A week after Memorial Day I traveled to Pueblo, Colorado for the first time since December, 2007.

Jeannie grew up in Pueblo, graduated from high school and college there, later owned and ran a business there. She's buried there, next to her father, and near her aunt and uncle, who passed away – one after the other – this past December and January. We knew Carl and Olga would go that way, Carl caring for – and doting on – the life-companion who for these last few years no longer knew him.

Only Irma Jean, her mother, is left, well into her eighties and alone, everyone gone. She has her cats – Karsty and Morris – both having started with Jeannie before moving to her mother's at different times and for different reasons. Irma Jean also has whatever wildlife – birds and feral cats – that she can (must) feed each afternoon at “the blueprint,” Pueblo Blueprint, Jeannie's father's business from just after World War II until he killed himself in 1978 at the age of sixty.
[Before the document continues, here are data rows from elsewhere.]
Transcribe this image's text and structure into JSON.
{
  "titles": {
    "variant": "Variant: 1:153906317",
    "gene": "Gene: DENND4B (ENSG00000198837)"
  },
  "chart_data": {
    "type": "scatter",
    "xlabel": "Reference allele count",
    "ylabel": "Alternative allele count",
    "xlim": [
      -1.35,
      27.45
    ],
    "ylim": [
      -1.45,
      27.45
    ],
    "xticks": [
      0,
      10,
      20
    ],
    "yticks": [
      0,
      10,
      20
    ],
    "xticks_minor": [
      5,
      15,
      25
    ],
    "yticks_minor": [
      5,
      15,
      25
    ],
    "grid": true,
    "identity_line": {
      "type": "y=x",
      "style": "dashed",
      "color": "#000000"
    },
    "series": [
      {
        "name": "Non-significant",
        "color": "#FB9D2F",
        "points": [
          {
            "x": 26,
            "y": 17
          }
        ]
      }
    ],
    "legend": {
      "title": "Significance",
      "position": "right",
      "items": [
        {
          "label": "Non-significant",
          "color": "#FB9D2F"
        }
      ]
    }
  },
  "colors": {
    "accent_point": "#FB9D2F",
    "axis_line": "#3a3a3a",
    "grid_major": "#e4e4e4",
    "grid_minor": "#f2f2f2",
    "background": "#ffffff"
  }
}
Jeannie came home, then, from teaching, to help, and stayed until we married in 2004. The business was purchased by friends who welcome Irma Jean's daily ritual: play solitaire on a computer, feed the animals, have a can of soda, drive home. Those friends are a godsend, unselfish, they worry about her, help her when they can.

I took Irma Jean to dinner at Applebee's. It's a little awkward, what we have in common is Jeannie; Jeannie is gone.

I visited Jeannie in the early afternoon, and talked to her. I told her Shanahan was gone from her Broncos, and the young quarterback, too. That I was in Phoenix now. I couldn't stay in Salinas without her. Said I drove to Taos, was there overnight. It has changed not at all (that I could see) from the time we spent there a decade ago. Small talk. That I miss her.

I returned through Angel Fire, New Mexico and the Vietnam Veteran's Memorial there, high in the mountains east of Taos, another place we had visited together.

So many memories. Bitter-sweet. A few short years together.

“Time wastes too fast: every letter I trace tells me with what rapidity life follows my pen. The days and hours of it are flying over our heads like clouds of windy day , never to return..” - Laurence Sterne, from Tristram Shandy, circa 1765.